Usually I can remember how I came up with the idea for a project: whether I had a genuine need for the item, or I had supplies on hand I wanted to use up, or I came across a pattern I loved. This time I can't remember. Did I come across the pattern I loved for this one first, or did I decide I wanted to use up some yarn I had on hand before I found the pattern, or did I initially decide I needed a cotton summer dress in plum? In this case, it could have been any of the three.
As to the yarn, I had the contrast colours on hand. In 2017, I knitted a green and cream cotton shawl for myself that I never once wore (I am simply not a shawl person, and there's no use my pretending otherwise), and sometime in 2021 I decided I would resign myself to inevitable and take it apart and use the good quality cotton yarns that had been used to make it to make something that I would use. I really liked the idea of a plum dress with cream and green stripes. It took me about a year and a half after that to find the right yarn for the main colour.
I've become a devotee of plum in recent years. To be clear, I should probably begin by describing what I mean by plum, because what I call plum is probably more commonly described as magenta. It's a shade that's neither purple nor pink but occupies its own territory between the two. Some years ago I had a cognac brown leather Fossil wallet with a plum-coloured lining. While initially I wasn't thrilled with the lining colour of the wallet, I was seeing it every single time I opened my wallet, and it began to grow on me.
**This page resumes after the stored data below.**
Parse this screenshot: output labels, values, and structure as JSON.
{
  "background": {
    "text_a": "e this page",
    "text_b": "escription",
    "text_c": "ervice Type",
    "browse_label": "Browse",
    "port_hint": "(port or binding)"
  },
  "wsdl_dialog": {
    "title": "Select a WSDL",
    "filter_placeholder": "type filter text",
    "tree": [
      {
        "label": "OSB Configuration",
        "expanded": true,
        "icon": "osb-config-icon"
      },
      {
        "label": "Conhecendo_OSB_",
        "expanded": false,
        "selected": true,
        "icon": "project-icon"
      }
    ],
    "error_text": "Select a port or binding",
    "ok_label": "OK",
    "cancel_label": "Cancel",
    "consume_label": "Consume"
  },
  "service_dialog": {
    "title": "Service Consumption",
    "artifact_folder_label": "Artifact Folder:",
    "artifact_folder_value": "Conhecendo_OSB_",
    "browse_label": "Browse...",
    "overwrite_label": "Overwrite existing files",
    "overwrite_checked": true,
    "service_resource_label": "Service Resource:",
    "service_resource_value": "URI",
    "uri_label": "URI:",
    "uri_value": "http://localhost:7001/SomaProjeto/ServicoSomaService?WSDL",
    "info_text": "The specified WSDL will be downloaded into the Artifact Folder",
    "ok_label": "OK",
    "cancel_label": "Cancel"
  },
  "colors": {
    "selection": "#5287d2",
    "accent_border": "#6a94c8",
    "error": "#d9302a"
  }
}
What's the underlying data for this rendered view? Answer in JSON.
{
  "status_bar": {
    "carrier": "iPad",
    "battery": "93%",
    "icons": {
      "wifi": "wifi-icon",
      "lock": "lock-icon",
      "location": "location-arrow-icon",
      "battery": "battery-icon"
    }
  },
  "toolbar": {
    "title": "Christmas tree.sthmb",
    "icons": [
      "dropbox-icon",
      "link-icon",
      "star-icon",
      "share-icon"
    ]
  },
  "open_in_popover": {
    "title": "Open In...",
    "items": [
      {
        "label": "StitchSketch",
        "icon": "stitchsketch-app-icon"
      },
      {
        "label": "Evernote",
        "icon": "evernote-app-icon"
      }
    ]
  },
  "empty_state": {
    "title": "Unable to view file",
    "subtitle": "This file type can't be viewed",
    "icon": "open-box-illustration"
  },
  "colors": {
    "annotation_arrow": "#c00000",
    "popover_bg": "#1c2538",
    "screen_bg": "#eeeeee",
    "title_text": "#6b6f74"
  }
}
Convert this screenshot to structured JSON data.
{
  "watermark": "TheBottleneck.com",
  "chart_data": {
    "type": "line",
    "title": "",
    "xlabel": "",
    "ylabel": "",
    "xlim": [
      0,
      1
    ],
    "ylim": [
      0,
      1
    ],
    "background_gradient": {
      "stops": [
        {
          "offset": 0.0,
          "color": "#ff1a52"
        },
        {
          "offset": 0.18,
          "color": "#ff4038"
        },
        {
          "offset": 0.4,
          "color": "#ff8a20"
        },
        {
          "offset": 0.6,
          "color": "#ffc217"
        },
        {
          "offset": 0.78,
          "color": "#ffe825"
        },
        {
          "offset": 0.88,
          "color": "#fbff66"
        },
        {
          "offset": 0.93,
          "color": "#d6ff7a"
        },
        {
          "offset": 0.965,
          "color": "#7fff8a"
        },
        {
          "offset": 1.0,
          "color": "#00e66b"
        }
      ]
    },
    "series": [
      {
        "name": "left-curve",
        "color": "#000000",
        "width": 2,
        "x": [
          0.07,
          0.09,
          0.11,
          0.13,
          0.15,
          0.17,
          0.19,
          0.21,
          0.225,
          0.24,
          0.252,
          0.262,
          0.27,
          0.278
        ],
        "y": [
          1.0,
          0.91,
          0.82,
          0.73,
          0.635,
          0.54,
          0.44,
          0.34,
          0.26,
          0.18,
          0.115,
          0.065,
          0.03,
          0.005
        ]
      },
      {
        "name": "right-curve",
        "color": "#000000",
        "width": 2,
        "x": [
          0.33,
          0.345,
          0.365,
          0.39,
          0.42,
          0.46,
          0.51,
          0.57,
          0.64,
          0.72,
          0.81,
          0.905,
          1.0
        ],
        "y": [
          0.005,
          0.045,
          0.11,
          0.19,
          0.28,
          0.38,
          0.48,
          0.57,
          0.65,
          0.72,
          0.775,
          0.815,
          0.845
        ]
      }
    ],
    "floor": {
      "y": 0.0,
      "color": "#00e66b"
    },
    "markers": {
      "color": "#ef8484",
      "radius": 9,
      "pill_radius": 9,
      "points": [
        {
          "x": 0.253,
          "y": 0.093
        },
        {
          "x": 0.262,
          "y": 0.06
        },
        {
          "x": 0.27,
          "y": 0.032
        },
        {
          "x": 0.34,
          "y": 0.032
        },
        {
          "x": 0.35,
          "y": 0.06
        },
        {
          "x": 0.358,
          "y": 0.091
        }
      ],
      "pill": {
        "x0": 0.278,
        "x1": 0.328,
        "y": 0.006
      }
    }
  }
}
I don't usually wear purple because it's a cool colour and it doesn't suit me, but plum is a warm shade that would work on me and with the autumn colours in my wardrobe. I began to think I would like to have some items of that colour in my wardrobe, and to keep an eye out for it when shopping. It's not often that I find anything in plum, because it isn't a common shade. Usually the things I find are too pink or too purple. It didn't help that my plum-lined Fossil wallet got stolen out of my backpack by some shithead one day when I was shopping in Value Village in March 2019 -- it had been so helpful to have a colour sample of that shade in my bag to whip out and show sales associates when necessary.
But, even minus the wallet, and after a number of years of being on the alert for it, I have found a few things in plum. I have a plum windbreaker/rain jacket I lavishly bought new and full price from L.L. Bean (it's so seldom that I make any regular retail clothing purchases that it still makes me a little breathless to think about my audacious purchase of that jacket). I have a plum t-shirt I paid six or seven dollars for at a Banana Republic outlet. I have a plum handbag (shown above), a ribbed cotton v-neck plum sweater, and a zippered Adidas jacket all bought secondhand from Value Village. And, of course, I made some things. I knitted myself a sweater that was mostly plum, and a plum hat and scarf. I have a plum jersey beach dress I made for myself, and some cute undies made with plum jersey and cream lace, as well as a printed velvet skirt I made for myself with some plum in the pattern. I have more of that velvet left, and intend to make myself a few more things with it. I also have some plum jersey on hand with which I plan to make leggings (they'll go with the Adidas jacket), and some plum silk mohair yarn that I intend to use to knit myself a pullover (to go with the velvet skirt). And I still want a wool dress in plum, but I probably won't acquire too many more items in that colour. It is a shade that one could easily overdo.
Anyway, this is to say it wasn't easy to find some yarn for this project. But eventually I found something that would work, and purchased 500 grams of Sirdar Snuggly Replay DK in Currant Fun for this project. It was a slightly lighter shade than I really wanted, but I liked it well enough, and it went with the green and cream yarns I had set aside for the contrast yarns. Which, for the record, were 100 grams of Cascade Yarns Ultra Pima in Sage, and 100 grams of Berroco Modern Cotton DK in Sandy Point.
The finished dress. As mentioned above, I shortened the sleeves, and I also moved the waist shaping down a bit so it would sit at my waistline. I also changed the stripe pattern so that it involved more and narrower stripes. I ran short of the cream yarn, scoured the yarn stores of Toronto for more, and when none of them had any skeins of that yarn in that shade, ultimately had to order another skein from The Creative Knitter in Fort Erie, Ontario. (The shipping cost was more than the price of the yarn, sigh). When I finished the fourth stripe of green with just 15 grams of that yarn left and that wasn't going to be enough to knit a fifth, I finished off my stripe pattern with two stripes of cream and a coordinating second stripe of cream on each of the sleeves. I'm happy with the effect, and with the dress as a whole. Stripe patterns are more interesting if they're irregular in some way, and this is quite a flattering as well as a practical, comfortable dress for me to have in my wardrobe.
I used just under half of the plum yarn I bought for this dress, will be returning five of the ten 50 gram skeins I bought to Romni Wools, and have just 5 grams of plum left. I used 85 grams of the green yarn. I used 100 grams of the cream stash yarn, and have 60 grams of the new skein left. So, that's 185 grams of stash yarn used, and 65 grams of new yarn left to tuck away in my yarn stash boxes, which is a net stash decrease of -120 grams.